(Since I have been unable to troubleshoot my WordPress problems, I am mirroring this on my Tumblr account. It has pictures!)
Earlier this week, College Humor posted a fake trailer for a live-action Daria movie, starring Aubrey Plaza as the title character. As someone who has been watching Daria episodes lately (as well as a lot of Parks & Recreation — hey, Netflix, where’s last season? I’m waiting …), I found it completely charming. And there was a big part of me that wanted it to be real.
So I’m sure being a teenage girl is strange at any time. It’s not something that ever gets easier, after all. But I’d say being a teenage girl in the ‘90s was a fairly unique experience. Unlike a lot of times, we were offered a pretty broad range of role models. While Daria came later than I thought, it was a still a decade that started with Riot Grrrls and My So-Called Life and ended with Spice Girls and Britney Spears.
The ‘90s were also an interesting (both in the “good” and “bad” senses of the word) time for comics, and definitely saw growth from more “adult” lines like DC Comics’ Vertigo, which published both Kill Your Boyfriend and Death: The High Cost of Living.
I imagine some of you may think that 1995’s Kill Your Boyfriend wasn’t aimed at teenage girls. And maybe it wasn’t on purpose, but Grant Morrison’s and Philip Bond’s drug-, sex-, and violence-filled romp speaks more about being a teenage girl than you realize.
Our unnamed schoolgirl protagonist is basically your typical frustrated everygirl — she’s dissatisfied with the role she’s handed in life. She’s smart but undervalued. She has a dumb boyfriend that she has just because that’s what’s expected. Her parents belittled her and accuse her of having sex when she’s not. No one listens to her, no one respects her.
Is it any wonder she’d want to act out? Is it really any wonder why she’d want to break out?
I think it’s really left up to the reader to decide if everything that happens after she encounters a charismatic drifter in a fast food restaurant is real or fantasy. I don’t think it matters. As they indulge in a prolonged spree of murder, substance abuse and anarchy, our heroine gets to see the side of life she’s always been missing — one that allows who to be whoever she chooses to be, to try on new roles. She can be unabashedly sexual, dangerous and bold.
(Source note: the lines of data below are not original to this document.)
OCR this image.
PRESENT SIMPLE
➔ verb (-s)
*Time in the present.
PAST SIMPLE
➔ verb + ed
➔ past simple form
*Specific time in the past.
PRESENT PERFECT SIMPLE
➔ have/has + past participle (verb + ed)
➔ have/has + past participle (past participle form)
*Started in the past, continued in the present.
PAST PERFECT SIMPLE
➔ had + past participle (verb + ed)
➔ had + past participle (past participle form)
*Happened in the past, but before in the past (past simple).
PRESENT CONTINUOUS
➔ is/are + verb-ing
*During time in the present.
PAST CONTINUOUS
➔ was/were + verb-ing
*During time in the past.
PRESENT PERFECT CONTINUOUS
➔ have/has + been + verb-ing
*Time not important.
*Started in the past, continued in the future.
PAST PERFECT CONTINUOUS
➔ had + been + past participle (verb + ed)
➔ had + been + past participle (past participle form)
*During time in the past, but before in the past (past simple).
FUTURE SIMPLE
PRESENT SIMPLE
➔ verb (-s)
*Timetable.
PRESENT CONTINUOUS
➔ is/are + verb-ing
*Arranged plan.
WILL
Morrison’s writing and Bond’s art are surprisingly playful and counteract the many dark elements of this tale. It’s a romp from beginning to end and it’s meant to be. The final page is a little bleak, but I think mostly, Morrison and Bond are telling young women to choose a different fate — that there’s more than one path open to them.
While there’s definitely a lot of this that declares itself to be a mid-90s book from Vertigo, it doesn’t feel dated. Some of the references and aesthetic firmly place it in its time, but there’s a freshness to the voice that I think could feel relevant to a lot of young women now.
While many women did and do love The Sandman, the Death books always seemed to be marketed toward a slightly different (and younger) audience. Tori Amos wrote the introduction to 1994’s Death: The High Cost of Living (let us not dismiss the huge impact Amos had on many of us as teenagers in the ‘90s); and the introduction to the later Death: The Time of Your Life was written by Claire Danes. Even the newer The Absolute Death collection had its introduction written by Gaiman’s wife, Amanda Palmer. For good or bad, Death’s stories are aimed toward women.
Despite her name being in the title, Death: The High Cost of Living isn’t actually that much about Death herself. It’s about a depressed/superficially suicidal teenage boy named Sexton. Written by (of course) Neil Gaiman with perky, manga-inflected art by Chris Bachalo, Sexton is presented as approachable and cute in a Kurt Cobain kind of way (it was the ‘90s!) and after his meeting with the sweet, gothy Didi (in a landfill of all places!) — Death during her one mortal day a century — changes his mind about life.
If you’ve read The Sandman, you know Death is quite a bit more complicated than just a cute and quirky girl who likes top hats and Disney movies and tends to charm people into giving her things. Her happy-go-lucky optimism serves as a counterbalance to her dark responsibilities. But out of the context of that mythology, she’s just another girl that serves her purpose for a male protagonist before dying. Separated from Death, Didi just feels like a means to an end.
In that way, it’s a story that feels different to me now. I was never a huge fan of the character of Death anyway, it was easy to identify with her in this book as a teen. There was a sense of “Well, I wear weird clothes and like strange things. Maybe some boy may recognize how cool I am too.” But as an adult, I recognize how many Sexton Furnivals there are in the world and I wonder why their stories get told more than women’s. Why did we get the story from his perspective and not Didi’s? Death: The High Cost of Living is a cute little fable, but it’s story overall is one I’m tired of.
I wish I had also read Kill Your Boyfriend as a teen alongside Death: The High Cost of Living. I think they play off each other nicely. Teenage girls deserve more than the one story they’re usually given.